Es ist der Albtraum eines Autors, den hier Wolfgang Bauer literarisch verarbeitet. Dem realistischen Phantasten der späten sechziger Jahre dürfte das Vertrauen in die Wirklichkeit abhanden gekommen sein und er dürfte sein Interesse nunmehr auf surreale Traumwelten, Halluzination, Visionen und Wahnvorstellungen verlegt haben. Das verheißen auch schon die Titel der beiden Texte „Ein schrecklicher Traum“ und „Dream Jockey“. Im ersten Stück geraten die Ebenen zwischen Traum und (medialer) Wirklichlichkeit im „Amte für Traum“ durcheinander, der zweite Text lässt in einer Radiosendung Zuhörer zu Wort kommen, die über ihre Träume berichten. Das Hörspiel soll wie eine Live-Sendung wirken, wobei auch die privaten Gespräche des Radiosprechers mit seinen Kollegen zu hören sind. „Alles in allem ist aber“, wie Bauer in der Regieanweisung erklärt, „sowieso [nur] ein Traum“. Das scheint auch für „Café Museum“ und „Café Tamagotchi“ zu gelten, in beiden Texten werden Szenen aus dem Kaffeehaus in Traumwelten verwandelt und diesen gegenübergestellt. In „Café Museum“ wird der explizit als ein Irrer ausgewiesene Bosco von Malta seinen Wahnvorstellungen erliegen und auf seine Erleuchtung warten. Das Chaos, das er verursacht, kann nur mit Hilfe der Polizei beseitigt werden. Der Text ist vom Aufbau gleich angelegt wie „Café Tamagotchi“, in dem wir mit einer technisierten Scheinwelt konfrontiert werden. Als Grenzgänger zwischen Illusion und realer Welt ist die Figur des Blackhole angelegt, seine Schizophrenie lässt ihn schließlich wie Charlie Dodler zur MP greifen. Doch er trifft nichts und niemanden, nicht einmal er kann sich in den Tod retten. Zum Schluss weiß aber keiner so recht, was hier eigentlich gespielt wird.

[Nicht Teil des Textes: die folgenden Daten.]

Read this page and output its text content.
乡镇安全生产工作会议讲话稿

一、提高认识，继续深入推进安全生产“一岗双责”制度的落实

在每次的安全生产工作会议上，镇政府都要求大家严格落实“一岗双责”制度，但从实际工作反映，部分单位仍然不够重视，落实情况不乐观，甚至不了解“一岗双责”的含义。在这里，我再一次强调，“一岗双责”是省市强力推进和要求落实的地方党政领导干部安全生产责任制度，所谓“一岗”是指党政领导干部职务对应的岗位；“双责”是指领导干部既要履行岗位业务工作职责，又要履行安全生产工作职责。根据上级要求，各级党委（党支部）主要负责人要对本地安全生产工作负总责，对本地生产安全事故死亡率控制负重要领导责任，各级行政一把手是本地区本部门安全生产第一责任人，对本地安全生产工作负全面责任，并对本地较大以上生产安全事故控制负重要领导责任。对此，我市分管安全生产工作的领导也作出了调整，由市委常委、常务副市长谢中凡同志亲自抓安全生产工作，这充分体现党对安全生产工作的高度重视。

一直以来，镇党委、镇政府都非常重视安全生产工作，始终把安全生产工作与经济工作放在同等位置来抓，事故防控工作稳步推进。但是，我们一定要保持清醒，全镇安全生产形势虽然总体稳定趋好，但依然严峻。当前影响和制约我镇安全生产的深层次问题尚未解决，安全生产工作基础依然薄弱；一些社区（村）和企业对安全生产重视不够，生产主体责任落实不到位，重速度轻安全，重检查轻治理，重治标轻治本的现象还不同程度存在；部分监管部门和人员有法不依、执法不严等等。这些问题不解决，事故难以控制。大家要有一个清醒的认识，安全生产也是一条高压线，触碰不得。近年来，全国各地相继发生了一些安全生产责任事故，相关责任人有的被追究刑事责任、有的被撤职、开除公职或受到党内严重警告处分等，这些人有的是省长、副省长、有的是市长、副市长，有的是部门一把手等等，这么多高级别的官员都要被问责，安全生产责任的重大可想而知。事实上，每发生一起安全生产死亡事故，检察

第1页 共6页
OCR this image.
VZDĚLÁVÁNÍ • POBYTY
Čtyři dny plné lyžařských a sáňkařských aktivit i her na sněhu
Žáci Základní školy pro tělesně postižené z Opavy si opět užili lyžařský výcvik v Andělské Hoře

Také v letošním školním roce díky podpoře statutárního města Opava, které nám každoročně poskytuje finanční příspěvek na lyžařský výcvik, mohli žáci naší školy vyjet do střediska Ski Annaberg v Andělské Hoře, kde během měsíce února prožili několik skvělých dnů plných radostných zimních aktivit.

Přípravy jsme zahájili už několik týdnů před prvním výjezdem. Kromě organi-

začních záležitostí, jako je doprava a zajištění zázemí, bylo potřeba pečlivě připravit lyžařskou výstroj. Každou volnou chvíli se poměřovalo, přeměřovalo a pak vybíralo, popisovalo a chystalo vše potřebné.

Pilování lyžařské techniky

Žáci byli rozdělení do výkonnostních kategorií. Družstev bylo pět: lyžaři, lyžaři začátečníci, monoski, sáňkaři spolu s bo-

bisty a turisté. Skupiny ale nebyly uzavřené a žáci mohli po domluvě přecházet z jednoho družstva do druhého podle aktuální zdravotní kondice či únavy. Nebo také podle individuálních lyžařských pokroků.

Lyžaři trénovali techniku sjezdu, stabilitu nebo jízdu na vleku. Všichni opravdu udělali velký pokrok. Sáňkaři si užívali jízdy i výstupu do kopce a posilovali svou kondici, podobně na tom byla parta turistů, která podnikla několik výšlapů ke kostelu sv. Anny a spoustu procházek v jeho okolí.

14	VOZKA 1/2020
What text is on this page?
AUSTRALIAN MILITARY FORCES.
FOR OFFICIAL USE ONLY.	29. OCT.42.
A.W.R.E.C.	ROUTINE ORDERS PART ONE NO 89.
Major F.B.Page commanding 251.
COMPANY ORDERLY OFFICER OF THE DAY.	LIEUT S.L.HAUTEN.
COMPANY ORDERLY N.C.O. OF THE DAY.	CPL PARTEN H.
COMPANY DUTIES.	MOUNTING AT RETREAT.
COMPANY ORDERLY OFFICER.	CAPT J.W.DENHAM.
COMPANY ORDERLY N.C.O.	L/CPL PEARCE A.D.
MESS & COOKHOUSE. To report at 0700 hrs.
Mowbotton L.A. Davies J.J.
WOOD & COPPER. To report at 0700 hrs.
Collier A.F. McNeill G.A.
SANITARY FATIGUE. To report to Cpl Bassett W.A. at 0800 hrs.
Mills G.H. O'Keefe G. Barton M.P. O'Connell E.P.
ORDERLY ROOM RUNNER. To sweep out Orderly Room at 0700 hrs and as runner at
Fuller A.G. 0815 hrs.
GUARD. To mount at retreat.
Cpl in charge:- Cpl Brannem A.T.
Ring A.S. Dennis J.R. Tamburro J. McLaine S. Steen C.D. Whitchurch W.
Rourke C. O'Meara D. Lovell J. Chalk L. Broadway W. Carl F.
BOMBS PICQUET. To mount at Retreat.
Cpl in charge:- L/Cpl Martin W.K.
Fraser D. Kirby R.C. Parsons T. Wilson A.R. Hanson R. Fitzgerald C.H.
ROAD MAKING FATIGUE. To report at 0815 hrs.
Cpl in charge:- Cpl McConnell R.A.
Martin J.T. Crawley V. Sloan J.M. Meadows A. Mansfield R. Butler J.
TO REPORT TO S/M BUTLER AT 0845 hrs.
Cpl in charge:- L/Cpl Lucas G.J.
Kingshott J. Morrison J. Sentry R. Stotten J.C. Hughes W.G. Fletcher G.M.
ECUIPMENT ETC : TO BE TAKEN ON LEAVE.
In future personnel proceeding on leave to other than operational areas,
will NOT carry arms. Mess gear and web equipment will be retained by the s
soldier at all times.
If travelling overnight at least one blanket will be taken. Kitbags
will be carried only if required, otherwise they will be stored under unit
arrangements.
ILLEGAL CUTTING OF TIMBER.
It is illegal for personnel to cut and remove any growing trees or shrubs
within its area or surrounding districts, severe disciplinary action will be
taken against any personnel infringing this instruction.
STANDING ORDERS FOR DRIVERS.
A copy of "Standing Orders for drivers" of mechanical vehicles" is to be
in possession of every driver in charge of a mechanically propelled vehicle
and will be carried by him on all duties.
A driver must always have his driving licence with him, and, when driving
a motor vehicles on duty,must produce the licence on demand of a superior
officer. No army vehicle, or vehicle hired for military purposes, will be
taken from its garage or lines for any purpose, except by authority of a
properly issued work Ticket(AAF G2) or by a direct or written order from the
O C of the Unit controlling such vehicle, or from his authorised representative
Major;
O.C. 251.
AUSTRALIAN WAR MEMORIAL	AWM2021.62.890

Bauer scheint sich in seinen Traumlandschaften zu verlieren. Die skurrilen Bilder, die er entwirft, sind zum Teil nichts anderes als Trash, und die pornographischen Einlagen regen auch schon längst niemanden mehr auf. Um Leser und Zuschauer heute zu provozieren, bedarf es schon anderer Mittel als jener, mit denen der junge Wolfgang Bauer punkten konnte. Mich interessiert vor allem ein Wolfgang Bauer, der den Gegensatz zwischen Wirklichkeit und Fiktion aufzulösen vermag, der den Begriff der Mimesis neu beleuchtet und dabei immer wieder an die Grenzen des Darstellbaren stößt. Die Lösung dabei im Traum, in dem scheinbar alles erlaubt ist, zu suchen, ist meines Erachtens aber ein recht billiger Weg. Der Traum kann ruhig ein Hilfsmittel beim Schreiben sein, aber eben nur ein Hilfsmittel.